O fim do escuro

Texto de Paul Bogard
The other night sky, fotografias de Trevor Paglen

Desde a chegada da luz elétrica, nossas noites estão se tornando mais iluminadas, e há quem já não saiba mais o que é a escuridão. Quase toda a luz que clareia nossas noites, no entanto, é pura poluição.

Para conhecer a escuridão, fique no escuro”, aconselha Wendell Berry. Mas vistos dos satélites à noite, os continentes parecem arder em chamas. O brilho da iluminação pública, dos estacionamentos, postos de gasolina, shoppings, estádios e edifícios demarca nitidamente as fronteiras entre terra e água – embora às vezes a luz se alastre até para os oceanos, em barcos de pesca, com seus faróis imitando o sol do meio-dia. Seria incrível se toda essa luz fosse benéfica. Mas, embora parte dela cumpra um importante papel – guiando nosso caminho, criando uma sensação de segurança, embelezando a paisagem noturna – muito dessa luz é resíduo. A luz que vemos do espaço, de uma janela de avião, ou de um quarto de hotel no décimo quarto andar é luz que se permitiu escapar em direção ao céu, iluminando pouco do que pretendia e custando-nos caro. De maneiras que já conhecemos há tempos, e de outras que estamos apenas começando a entender, a escuridão natural da noite sempre foi primordial para a nossa saúde e a saúde da natureza, e todos os seres vivos sofrem por sua perda.

É difícil imaginar a época em que a noite era de fato escura, mas isto não faz tanto tempo assim. Durante boa parte do século XX, o que fazia as vezes de iluminação externa era simplesmente alguma forma de fogo – tochas, velas ou lamparinas. O historiador E. Roger Ekirch relata que “observadores pré-modernos se referiam de forma sarcástica a velas que ‘tornavam a escuridão visível’”. Viajantes consideravam a luz do luar a opção mais segura para a orientação noturna, e prestava-se muito mais atenção às fases da lua do que hoje. Ao final do século XVII, muitas cidades europeias tinham alguma forma rudimentar de iluminação pública, mas os sistemas de luzes elétricas não foram adotados até o final do século XIX.

Foi para atender os consumidores domésticos que Thomas Edison abriu sua primeira usina elétrica no sul de Manhattan, em 1882. Nos Estados Unidos, até 1920, a corrente elétrica chegava a 35% dos domicílios urbanos e suburbanos, e até a Segunda Guerra Mundial mais de 90% da população tinha acesso à luz elétrica. Foi apenas com a insistência de Franklin Roosevelt em implementar o Rural Electrification Act em 1935 que a luz elétrica chegou a diversas áreas da zona rural. Desde então, elevamos os indicadores da eletrificação cada vez mais, disseminando a luz elétrica de cidade a cidade, em montanhas e vales, planícies e desertos, de costa a costa.

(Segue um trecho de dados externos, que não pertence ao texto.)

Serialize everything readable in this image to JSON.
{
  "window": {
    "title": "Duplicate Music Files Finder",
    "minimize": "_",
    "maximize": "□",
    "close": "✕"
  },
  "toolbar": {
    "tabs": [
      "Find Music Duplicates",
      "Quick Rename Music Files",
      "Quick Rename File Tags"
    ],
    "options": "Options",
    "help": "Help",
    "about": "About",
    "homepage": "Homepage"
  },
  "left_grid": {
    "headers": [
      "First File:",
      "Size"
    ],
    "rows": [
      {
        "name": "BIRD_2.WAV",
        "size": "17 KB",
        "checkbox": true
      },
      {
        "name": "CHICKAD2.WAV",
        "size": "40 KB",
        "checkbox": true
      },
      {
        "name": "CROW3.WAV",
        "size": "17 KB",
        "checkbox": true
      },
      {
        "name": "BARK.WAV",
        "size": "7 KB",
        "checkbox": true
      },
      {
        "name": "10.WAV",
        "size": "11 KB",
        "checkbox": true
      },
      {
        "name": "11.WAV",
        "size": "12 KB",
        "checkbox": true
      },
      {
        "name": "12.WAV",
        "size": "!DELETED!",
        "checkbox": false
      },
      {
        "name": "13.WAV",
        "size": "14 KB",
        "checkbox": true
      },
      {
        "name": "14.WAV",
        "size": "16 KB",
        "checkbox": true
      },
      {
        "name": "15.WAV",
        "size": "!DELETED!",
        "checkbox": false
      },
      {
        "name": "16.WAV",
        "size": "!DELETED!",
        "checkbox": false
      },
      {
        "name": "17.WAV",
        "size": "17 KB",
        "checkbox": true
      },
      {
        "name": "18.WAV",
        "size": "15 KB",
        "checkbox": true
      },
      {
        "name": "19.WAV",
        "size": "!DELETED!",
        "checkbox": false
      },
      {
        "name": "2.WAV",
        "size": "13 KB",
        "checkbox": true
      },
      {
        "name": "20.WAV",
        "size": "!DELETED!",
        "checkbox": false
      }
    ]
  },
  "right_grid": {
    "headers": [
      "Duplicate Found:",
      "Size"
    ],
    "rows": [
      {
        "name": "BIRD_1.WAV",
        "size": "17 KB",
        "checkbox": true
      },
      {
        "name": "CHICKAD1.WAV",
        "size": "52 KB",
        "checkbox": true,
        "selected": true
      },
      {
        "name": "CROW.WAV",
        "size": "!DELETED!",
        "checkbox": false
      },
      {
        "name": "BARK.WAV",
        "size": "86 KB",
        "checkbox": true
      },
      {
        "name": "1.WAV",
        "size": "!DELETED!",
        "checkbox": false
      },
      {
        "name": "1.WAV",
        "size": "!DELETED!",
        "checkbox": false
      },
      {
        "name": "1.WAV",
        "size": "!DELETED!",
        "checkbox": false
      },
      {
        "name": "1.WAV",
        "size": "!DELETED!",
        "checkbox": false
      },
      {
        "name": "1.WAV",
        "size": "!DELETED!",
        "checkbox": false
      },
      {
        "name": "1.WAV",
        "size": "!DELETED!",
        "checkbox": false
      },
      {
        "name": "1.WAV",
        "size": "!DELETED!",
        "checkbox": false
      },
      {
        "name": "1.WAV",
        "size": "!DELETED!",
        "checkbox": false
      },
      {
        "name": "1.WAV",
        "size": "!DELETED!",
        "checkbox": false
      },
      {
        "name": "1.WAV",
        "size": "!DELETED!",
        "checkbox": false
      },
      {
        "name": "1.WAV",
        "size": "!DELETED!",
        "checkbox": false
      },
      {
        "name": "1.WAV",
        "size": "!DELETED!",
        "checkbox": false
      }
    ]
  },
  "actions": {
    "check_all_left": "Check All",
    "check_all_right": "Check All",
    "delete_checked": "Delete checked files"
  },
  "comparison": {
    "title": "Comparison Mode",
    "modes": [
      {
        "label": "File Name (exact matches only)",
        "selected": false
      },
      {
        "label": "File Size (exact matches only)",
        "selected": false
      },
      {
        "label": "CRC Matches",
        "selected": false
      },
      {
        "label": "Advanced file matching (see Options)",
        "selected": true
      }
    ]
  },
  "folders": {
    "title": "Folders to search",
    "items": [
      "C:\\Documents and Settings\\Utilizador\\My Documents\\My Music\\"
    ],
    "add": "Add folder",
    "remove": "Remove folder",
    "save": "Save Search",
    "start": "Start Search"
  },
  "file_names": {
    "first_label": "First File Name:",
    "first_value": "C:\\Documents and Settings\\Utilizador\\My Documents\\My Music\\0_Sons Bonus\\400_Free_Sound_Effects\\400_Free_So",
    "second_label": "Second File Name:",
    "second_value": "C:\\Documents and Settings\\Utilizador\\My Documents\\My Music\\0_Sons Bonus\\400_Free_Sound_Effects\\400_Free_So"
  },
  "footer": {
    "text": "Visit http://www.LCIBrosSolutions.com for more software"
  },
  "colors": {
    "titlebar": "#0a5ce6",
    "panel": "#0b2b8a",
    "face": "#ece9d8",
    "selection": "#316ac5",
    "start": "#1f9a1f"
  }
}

Às vezes tento imaginar a vida antes da eletricidade. Como deviam ser as noites pré-eletricidade, sem carros, caminhões, táxis ou qualquer tipo de motor de combustão interna. Sem aparelhos de rádio, televisão, computadores ou celulares. Como devia ser deserta a cidade com a maioria da população trancada dentro de casa com medo do crime, da doença, da imoralidade.

O historiador Peter Baldwin descreve como “absolutamente perigosas” as ruas nas primeiras cidades dos Estados Unidos. Em noites nubladas e sem luar, escreve Baldwin, “o tráfego nas calçadas e nas extremidades das vias era obstruído por uma série de obstáculos: portas de alçapões, varandas, pedaços de madeira, lixo, toldos e material de construção. Em 1830, um sentinela nova-iorquino, correndo às cegas em uma rua em direção ao barulho de um tumulto, morreu ao colidir com um poste”. As poucas luzes que havia serviam apenas como balizadores. As lamparinas de Nova York que queimavam óleo de baleia em 1761 eram meros “pontos de luz engolidos pela escuridão”, e mais de cem anos mais tarde suas lâmpadas a gás eram ainda “tão fracas como uma fileira de vagalumes inválidos”.

No livro Brilliant: The Evolution of Artificial Light, Jane Brox conta como as famílias rurais dos Estados Unidos acendiam as luzes e se afastavam de carro de sua casa para vê-las brilhar ao longe. E quem poderia culpá-las? Passar do fedor e perigo do querosene para o lar limpo e bem iluminado! Mas em breve será rara a pessoa no mundo ocidental que não tenha passado toda a sua vida banhada pela luz elétrica, e ninguém se lembrará de como era a vida sem ela.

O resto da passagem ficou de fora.